We, as a nation, are experiencing extreme weather disasters more often. Just as scientists have predicted for two decades, as carbon pollution levels in our atmosphere rise, we’re facing more frequent and more severe storms, heat waves, and floods. As a nation, we can and do need to be better prepared for these disasters. That’s one reason NRDC’s Health Program has just released a new, web-based extreme-weather mapping tool. It allows Americans to track extreme weather in their area, examine the connection between extreme weather and human health, learn the best ways to protect themselves and their communities, and investigate state preparedness programs. It also shows how to get involved in the fight against climate change.

That is a fight we need to win so that people everywhere won’t have to suffer the health consequences of climate change. Those consequences are on the rise, costing us both money and most importantly, lives. The money is significant. A study several NRDC colleagues and I published with economists from UC Berkeley and UC San Francisco last month in the health policy journal Health Affairs found that the medical consequences of six climate change-influenced weather disasters between 2002 and 2009 cost Americans at least $14 billion in associated health costs. These costs are borne by all of us, whether we were direct victims of the events or not, either in higher medical insurance premiums or because the federal government (a/k/a you and me) underwrites approximately one-third of all medical costs in the US.

But those are far from the only health-related costs of climate change. As I’ve written before, climate change is extending the pollen season and may be affecting the prevalence and frequency of allergy and asthma among American’s children and adults. The consequences range from the annoying (think: more weeks of allergy-related blowing your nose) to the severe: asthma can lead to doctor’s visits, emergency-room visits, sometimes even death. Some in our nation could be paying the high price for carbon pollution with their lives.

During the Texas heat wave this summer, for instance, when daily high temperatures between June and August in Houston averaged 98.8 °F, 11 people died in that city from causes directly attributed to the heat. Some were elderly. But one was a 15-year-old high school sophomore, Al Smith, Jr., who fell ill and fainted during football practice; he succumbed two days later. He was only one of six high school football players who died this summer in the heat-ravaged South after going to a practice in searing temperatures. And the frequency of these hot days could increase ten-fold in the future, according to the latest climate science, if we don’t limit the carbon pollution that triggers climate change.

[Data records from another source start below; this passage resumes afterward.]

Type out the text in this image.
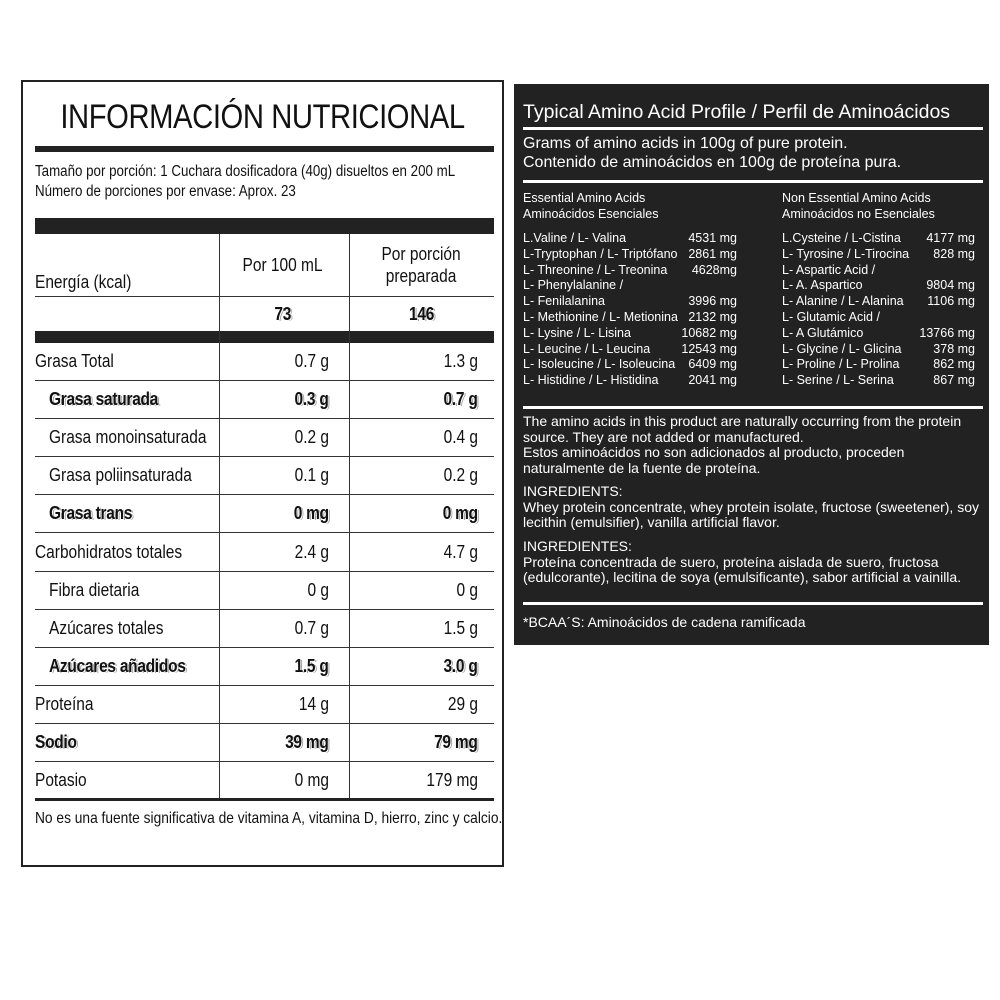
INFORMACIÓN NUTRICIONAL
Tamaño por porción: 1 Cuchara dosificadora (40g) disueltos en 200 mL
Número de porciones por envase: Aprox. 23
Energía (kcal)
Por 100 mL
Por porción
preparada
73	146
Grasa Total	0.7 g	1.3 g
Grasa saturada	0.3 g	0.7 g
Grasa monoinsaturada	0.2 g	0.4 g
Grasa poliinsaturada	0.1 g	0.2 g
Grasa trans	0 mg	0 mg
Carbohidratos totales	2.4 g	4.7 g
Fibra dietaria	0 g	0 g
Azúcares totales	0.7 g	1.5 g
Azúcares añadidos	1.5 g	3.0 g
Proteína	14 g	29 g
Sodio	39 mg	79 mg
Potasio	0 mg	179 mg
No es una fuente significativa de vitamina A, vitamina D, hierro, zinc y calcio.
Typical Amino Acid Profile / Perfil de Aminoácidos
Grams of amino acids in 100g of pure protein.
Contenido de aminoácidos en 100g de proteína pura.
Essential Amino Acids
Aminoácidos Esenciales
Non Essential Amino Acids
Aminoácidos no Esenciales
L.Valine / L- Valina	4531 mg
L-Tryptophan / L- Triptófano 2861 mg
L- Threonine / L- Treonina 4628mg
L- Phenylalanine /
L- Fenilalanina	3996 mg
L- Methionine / L- Metionina 2132 mg
L- Lysine / L- Lisina	10682 mg
L- Leucine / L- Leucina 12543 mg
L- Isoleucine / L- Isoleucina 6409 mg
L- Histidine / L- Histidina 2041 mg
L.Cysteine / L-Cistina 4177 mg
L- Tyrosine / L-Tirocina 828 mg
L- Aspartic Acid /
L- A. Aspartico	9804 mg
L- Alanine / L- Alanina 1106 mg
L- Glutamic Acid /
L- A Glutámico	13766 mg
L- Glycine / L- Glicina	378 mg
L- Proline / L- Prolina	862 mg
L- Serine / L- Serina	867 mg
The amino acids in this product are naturally occurring from the protein source. They are not added or manufactured.
Estos aminoácidos no son adicionados al producto, proceden naturalmente de la fuente de proteína.
INGREDIENTS:
Whey protein concentrate, whey protein isolate, fructose (sweetener), soy lecithin (emulsifier), vanilla artificial flavor.
INGREDIENTES:
Proteína concentrada de suero, proteína aislada de suero, fructosa (edulcorante), lecitina de soya (emulsificante), sabor artificial a vainilla.
*BCAA´S: Aminoácidos de cadena ramificada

This summer, Texas families also experienced grave devastation and loss due to the worst wildfire season in the history of the state, according to Justice Jones, a forest service spokesman. In the last year, 10 deaths in Texas were related to wildfires, and more than 2,900 homes and 4 million acres have been destroyed. This has left many families with virtually nothing. Mizzy Zdroj, a volunteer firefighter in Bastrop County who lost her uninsured home to the blaze, is now staying in a friend’s garage with her 8-year-old twin boys. Large wildfires in the West have increased four-fold in recent decades, becoming more frequent and longer-lasting as hotter springs and summers dry soils and vegetation. Even hotter temperatures, if climate change continues on its current course, will heighten wildfire risks.

We owe ourselves, our families and our neighbors much more than these heartbreaking outcomes. Preparedness measures that anticipate climate change-related weather extremes help save money and lives. Over a dozen US cities, including Philadelphia, PA, have early heat-health warning systems that are already helping save lives when extreme heat approaches. However, only 13 states have currently developed climate action plans or strategies that include at least one health preparedness measure. (You can read more about those 13 states on NRDC’s Climate Change Threatens Health webpages here.) The other 37 states need to get on board. Moreover, and perhaps most importantly, we can help limit future climate disasters by reducing the carbon pollution we create as a nation. A host of successful strategies are waiting to be employed.

Together, we can take the steps that will protect the people and the places we love from seeing summers becoming even more lethally hot. Let’s not wait for thousands more record-breaking extreme events, either. Let’s do it now.